Ich warf ihm noch einen letzten beleidigten Blick zu, dann streckte ich meine Hand in einer - ich hoffte - friedlichen Geste aus. „Wieder Freunde?"
„Gut. Aber versagt Euch in Zukunft Eure vorlauten Kommentare gegenüber Meistervampiren. Ich würde nur sehr ungern auch noch Eure Beerdigung bezahlen müssen." Colin rieb Salbe auf die letzte meiner Schrammen und packte seine Medizin wieder zusammen. „Ihr habt zwei Rippen leicht geprellt, eine starke Hautabschürfung am linken Knie, den rechten Knöchel verstaucht, den linken Knöchel, Unterarm und das rechte Knie geprellt, die linke Schulter ausgerenkt."
Nachdem Colin mir die Medikamente erklärt hatte, verschwand er und überließ mich ganz meinen Grübeleien. Vielleicht hat er Recht, daß es unverantwortlich ist, mir hier ein Leben aufzubauen, wenn es nur ein Ersatz-Leben ist. Aber ich will auch nicht nur warten. Und ich würde Athena ja wiedersehen. Nur 400 Jahre später. Natürlich mache ich mir Sorgen, ob sie mich dann noch liebt, es ist eine sehr lange Zeit, aber besser als gar nichts...
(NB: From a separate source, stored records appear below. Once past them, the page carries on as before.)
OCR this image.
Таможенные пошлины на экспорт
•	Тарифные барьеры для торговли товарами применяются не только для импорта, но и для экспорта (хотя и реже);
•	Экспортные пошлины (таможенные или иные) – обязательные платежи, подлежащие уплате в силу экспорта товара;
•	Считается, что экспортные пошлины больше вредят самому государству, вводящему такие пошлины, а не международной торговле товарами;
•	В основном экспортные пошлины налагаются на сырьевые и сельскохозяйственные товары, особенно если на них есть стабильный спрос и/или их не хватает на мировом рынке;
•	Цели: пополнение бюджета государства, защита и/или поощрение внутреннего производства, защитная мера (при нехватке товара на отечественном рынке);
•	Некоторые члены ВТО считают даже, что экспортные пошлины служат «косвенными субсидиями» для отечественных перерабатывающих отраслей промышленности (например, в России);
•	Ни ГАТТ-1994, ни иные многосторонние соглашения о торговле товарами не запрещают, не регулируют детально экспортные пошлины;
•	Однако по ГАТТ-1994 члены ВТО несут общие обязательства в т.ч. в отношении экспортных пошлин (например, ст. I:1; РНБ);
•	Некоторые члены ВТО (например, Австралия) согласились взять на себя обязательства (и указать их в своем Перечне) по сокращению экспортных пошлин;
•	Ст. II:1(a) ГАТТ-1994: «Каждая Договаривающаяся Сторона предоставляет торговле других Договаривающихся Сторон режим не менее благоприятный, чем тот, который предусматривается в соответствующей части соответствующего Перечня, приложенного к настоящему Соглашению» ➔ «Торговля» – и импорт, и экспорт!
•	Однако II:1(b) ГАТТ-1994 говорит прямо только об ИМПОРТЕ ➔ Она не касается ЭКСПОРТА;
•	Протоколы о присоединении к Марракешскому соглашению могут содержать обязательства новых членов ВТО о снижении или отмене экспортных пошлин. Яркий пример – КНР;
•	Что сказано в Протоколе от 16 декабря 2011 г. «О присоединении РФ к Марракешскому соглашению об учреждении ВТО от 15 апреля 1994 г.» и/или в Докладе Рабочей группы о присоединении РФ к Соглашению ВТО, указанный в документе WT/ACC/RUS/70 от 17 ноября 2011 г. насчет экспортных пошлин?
Ich hatte gehofft, daß ich meine Gedanken ordnen könnte, wenn ich unser Gespräch niederschreiben würde, es noch einmal durchlesen konnte, aber das war ein Trugschluß. Ich bin noch genauso verwirrt wie zuvor. Ich bin hin- und hergerissen zwischen meinen Gefühlen für Euch und für die Menschen... Wesen hier. Vielleicht hilft es, wenn ich darüber schlafe - auch wenn meine Hoffnung nicht sehr groß ist, es ist einen Versuch wert.
Gute Nacht!
Xander
„Ich wünschte, ich könnte Dir helfen, Xander,
und wir könnten die Zeit überbrücken. Ich würde gerne
jetzt bei Dir sein. Nein, dann wäre Tara ja alleine. Wir hätten
alle zusammen in die Vergangenheit..." Willow gähnte und tat den Brief
ganz vorsichtig in seinen Umschlag zurück. Dann steckte sie ihn zu
den anderen in die Schatulle auf ihrem Nachttisch, schloß den Deckel
und schaltete ihre Lampe aus. Nach wenigen Sekunden war sie eingeschlafen.